Lyon 1ère

Le second alpiniste coréen retrouvé mort dans le Mont-Blanc

Jeudi 3 Août 2017

Le second alpiniste coréen retrouvé mort dans le Mont-Blanc
Les secouristes de Chamonix ont retrouvé ce mercredi après-midi dans un trou de neige à 4.300 m d'altitude le corps sans vie de l'alpiniste sud-coréen de 34 ans, parti dimanche à l'assaut du Mont-Blanc avec un compagnon de cordée rescapé.

Une accalmie a permis à un hélicoptère de décoller vers 14H00, après presque deux jours d'un vent tempétueux empêchant toute intervention du Peloton de gendarmerie de haute montagne (PGHM).

Après recoupement des explications données par le rescapé de 41 ans et des photos de l'itinéraire, les secouristes ont trouvé le lieu du "bivouac":

"On a retrouvé le trou creusé dans la neige, où était le second Coréen", a expliqué à l'AFP le lieutenant-colonel Bozon, dirigeant le PGHM de Chamonix. Le corps a été redescendu et confié aux pompes funèbres.

Les deux amis étaient partis dimanche du refuge des Cosmiques et avaient
été surpris par le mauvais temps au niveau du col de la Brenva après avoir
gravi 700 mètres de dénivelé.

"Au vu des horaires, ils n'étaient pas dans le respect des temps pour une
traversée du Mont-Blanc. Et quand la première salve d'orage est arrivée vers
14H00 (dimanche), ils auraient aussi déjà dû faire demi-tour", a estimé
Stéphane Bozon.

Le plus jeune des deux était "épuisé, incapable de se mouvoir, le plus
valide a essayé de le motiver, mais l'autre a dit qu'il voulait dormir", a
raconté le patron du PGHM.

Le plus âgé a alors laissé son compagnon dans l'abri creusé dans la neige et "il a essayé de sauver sa peau. Il est remonté vers le col pour échapper au vent".

"Quand il a appelé, je lui ai dit de faire demi-tour, mais il y est resté toute la nuit et c'est là qu'on l'a repéré le lundi. Il a eu une résistance phénoménale", a poursuivi le lieutenant-colonel Bozon.

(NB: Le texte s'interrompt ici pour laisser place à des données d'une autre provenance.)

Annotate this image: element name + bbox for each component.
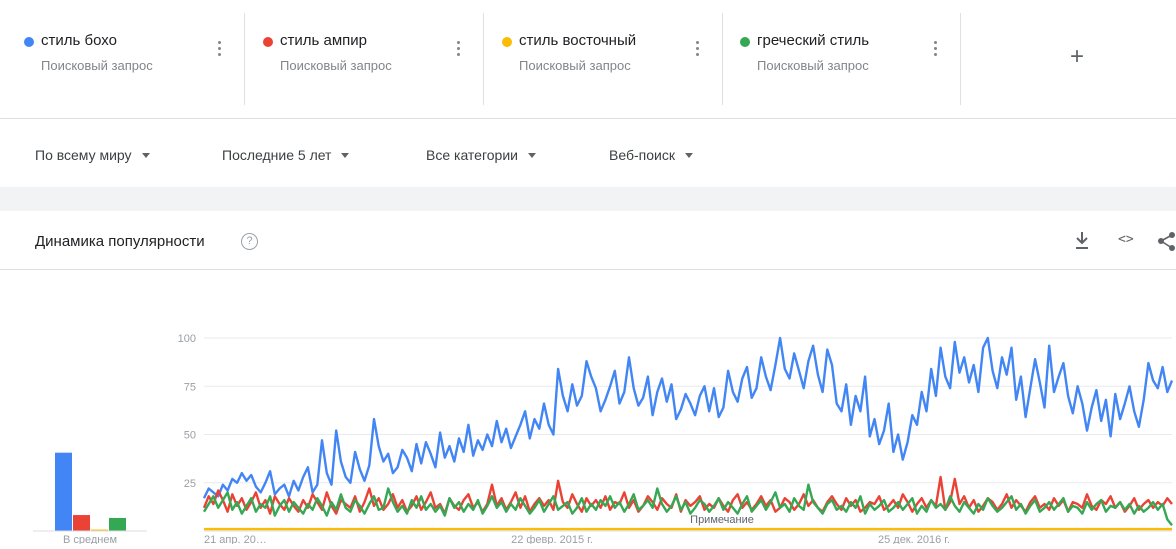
add-icon[interactable]: + — [1070, 43, 1085, 70]
term-subtitle: Поисковый запрос — [280, 58, 392, 73]
section-divider — [0, 187, 1176, 211]
term-name: стиль бохо — [41, 32, 117, 49]
filters-bar: По всему миру Последние 5 лет Все катего… — [0, 118, 1176, 187]
download-icon[interactable] — [1074, 230, 1090, 252]
search-type-filter[interactable]: Веб-поиск — [609, 147, 693, 163]
average-bar — [91, 529, 108, 531]
y-tick-label: 100 — [178, 333, 196, 345]
series-line — [202, 475, 1173, 515]
interest-over-time-header: Динамика популярности ? <> — [0, 212, 1176, 270]
category-filter[interactable]: Все категории — [426, 147, 536, 163]
more-vert-icon[interactable] — [696, 41, 700, 59]
term-name: стиль восточный — [519, 32, 637, 49]
average-bar — [109, 517, 126, 531]
term-name: греческий стиль — [757, 32, 870, 49]
add-term-button[interactable]: + — [960, 13, 1176, 105]
term-subtitle: Поисковый запрос — [41, 58, 153, 73]
term-name: стиль ампир — [280, 32, 367, 49]
annotation-label: Примечание — [690, 514, 754, 526]
share-icon[interactable] — [1156, 230, 1176, 252]
y-tick-label: 75 — [184, 381, 196, 393]
series-color-dot — [263, 37, 273, 47]
region-filter[interactable]: По всему миру — [35, 147, 150, 163]
x-tick-label: 21 апр. 20… — [204, 534, 267, 544]
average-bar — [73, 515, 90, 531]
more-vert-icon[interactable] — [934, 41, 938, 59]
x-tick-label: 22 февр. 2015 г. — [511, 534, 593, 544]
term-subtitle: Поисковый запрос — [757, 58, 869, 73]
y-tick-label: 25 — [184, 478, 196, 490]
chart-svg: 25 50 75 100 В среднем Примечание 21 апр. 20… 2… — [33, 333, 1174, 546]
embed-icon[interactable]: <> — [1118, 232, 1134, 247]
series-line — [202, 483, 1173, 526]
dropdown-caret-icon — [141, 153, 150, 158]
term-card-3[interactable]: стиль восточный Поисковый запрос — [484, 13, 723, 105]
category-filter-label: Все категории — [426, 147, 518, 163]
term-subtitle: Поисковый запрос — [519, 58, 631, 73]
period-filter-label: Последние 5 лет — [222, 147, 332, 163]
series-color-dot — [502, 37, 512, 47]
term-comparison-bar: стиль бохо Поисковый запрос стиль ампир … — [0, 0, 1176, 118]
x-tick-label: 25 дек. 2016 г. — [878, 534, 950, 544]
term-card-4[interactable]: греческий стиль Поисковый запрос — [722, 13, 961, 105]
help-icon[interactable]: ? — [241, 233, 258, 250]
average-label: В среднем — [63, 534, 117, 544]
dropdown-caret-icon — [341, 153, 350, 158]
series-line — [202, 336, 1174, 499]
more-vert-icon[interactable] — [218, 41, 222, 59]
dropdown-caret-icon — [527, 153, 536, 158]
term-card-1[interactable]: стиль бохо Поисковый запрос — [6, 13, 245, 105]
term-card-2[interactable]: стиль ампир Поисковый запрос — [245, 13, 484, 105]
y-tick-label: 50 — [184, 430, 196, 442]
series-color-dot — [24, 37, 34, 47]
interest-over-time-chart: 25 50 75 100 В среднем Примечание 21 апр. 20… 2… — [0, 270, 1176, 546]
period-filter[interactable]: Последние 5 лет — [222, 147, 350, 163]
card-title: Динамика популярности — [35, 233, 205, 250]
search-type-filter-label: Веб-поиск — [609, 147, 675, 163]
dropdown-caret-icon — [684, 153, 693, 158]
average-bar — [55, 452, 72, 531]
more-vert-icon[interactable] — [457, 41, 461, 59]
series-color-dot — [740, 37, 750, 47]
region-filter-label: По всему миру — [35, 147, 132, 163]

Selon lui, les horaires et l'état d'épuisement de la victime à ce point de l'itinéraire laisseraient supposer des "effets conjugués de l'altitude et
d'une impréparation physique" additionnés à une "succession de non décisions ou mauvaises décisions au vu notamment de la dégradation des conditions météo".

Il n'existe aucune obligation de prendre un guide pour gravir le toit de
l'Europe, qui attire chaque année les alpinistes du monde entier.